The Founders, however, were wary of democracy. In Federalist Number 10, Alexander Hamilton warned against it:
A pure democracy can admit no cure for the mischiefs of faction. A common passion or interest will be felt by a majority, and there is nothing to check the inducements to sacrifice the weaker party. Hence it is, that democracies have ever been found incompatible with personal security or the rights of property; and have, in general, been as short in their lives as they have been violent in their deaths.

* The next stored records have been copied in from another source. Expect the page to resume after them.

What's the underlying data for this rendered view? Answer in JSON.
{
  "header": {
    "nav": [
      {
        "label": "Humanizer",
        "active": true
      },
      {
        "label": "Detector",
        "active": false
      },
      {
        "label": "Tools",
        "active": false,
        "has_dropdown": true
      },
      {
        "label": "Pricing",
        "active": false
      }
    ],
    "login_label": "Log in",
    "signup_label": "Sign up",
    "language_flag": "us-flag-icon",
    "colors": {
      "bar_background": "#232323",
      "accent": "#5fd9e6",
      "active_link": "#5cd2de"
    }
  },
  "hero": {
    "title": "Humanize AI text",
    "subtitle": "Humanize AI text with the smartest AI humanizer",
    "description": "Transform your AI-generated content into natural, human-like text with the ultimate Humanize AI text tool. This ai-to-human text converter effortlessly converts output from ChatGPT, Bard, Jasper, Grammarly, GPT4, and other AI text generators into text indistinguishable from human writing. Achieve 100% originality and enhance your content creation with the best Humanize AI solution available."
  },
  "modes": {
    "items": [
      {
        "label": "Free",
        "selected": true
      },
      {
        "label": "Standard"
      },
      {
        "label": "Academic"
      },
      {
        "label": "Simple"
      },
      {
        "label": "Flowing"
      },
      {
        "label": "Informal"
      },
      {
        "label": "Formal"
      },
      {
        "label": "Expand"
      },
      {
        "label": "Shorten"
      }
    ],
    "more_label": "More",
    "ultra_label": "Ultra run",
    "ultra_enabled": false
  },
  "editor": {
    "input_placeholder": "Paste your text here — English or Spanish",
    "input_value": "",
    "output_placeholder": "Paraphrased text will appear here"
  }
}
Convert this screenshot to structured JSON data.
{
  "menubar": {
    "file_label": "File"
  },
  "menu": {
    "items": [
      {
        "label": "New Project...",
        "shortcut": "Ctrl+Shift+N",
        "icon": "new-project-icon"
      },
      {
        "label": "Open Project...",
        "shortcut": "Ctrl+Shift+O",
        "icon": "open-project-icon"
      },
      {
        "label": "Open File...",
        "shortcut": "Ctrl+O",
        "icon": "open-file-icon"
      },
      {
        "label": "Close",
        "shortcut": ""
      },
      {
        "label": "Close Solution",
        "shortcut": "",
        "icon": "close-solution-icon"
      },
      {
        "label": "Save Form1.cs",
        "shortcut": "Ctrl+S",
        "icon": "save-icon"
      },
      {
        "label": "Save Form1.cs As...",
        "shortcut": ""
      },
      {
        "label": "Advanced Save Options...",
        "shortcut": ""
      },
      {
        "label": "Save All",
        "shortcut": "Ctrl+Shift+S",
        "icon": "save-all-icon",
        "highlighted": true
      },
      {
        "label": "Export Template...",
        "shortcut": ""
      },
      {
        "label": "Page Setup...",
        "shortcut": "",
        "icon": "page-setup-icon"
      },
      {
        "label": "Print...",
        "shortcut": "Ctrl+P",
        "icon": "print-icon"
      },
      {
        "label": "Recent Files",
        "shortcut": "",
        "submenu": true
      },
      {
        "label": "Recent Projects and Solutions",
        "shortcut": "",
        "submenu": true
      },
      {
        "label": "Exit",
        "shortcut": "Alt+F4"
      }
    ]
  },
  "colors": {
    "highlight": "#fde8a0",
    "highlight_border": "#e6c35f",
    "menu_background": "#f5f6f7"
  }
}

This phenomenon, which the great classical liberal philosopher John Stuart Mill called “the tyranny of the majority,” is what has been at issue in Egypt. A new, democratically elected government without a foundation in the institutions of liberty showed no inclination to obtain or rule according to them.
 
Democracy as we know it took centuries to establish not only in Britain, but also in the relatively young United States, where such illiberal institutions as slavery and the denial of the vote to the unpropertied and women took a long time to overcome. However, it was the institutions of liberty that provided the foundation on which democracy and equal rights for all could be built.
 
Egypt has underlined this lesson. It has shown us one undeniable truth: The institutions of liberty are more important than the trappings of democracy.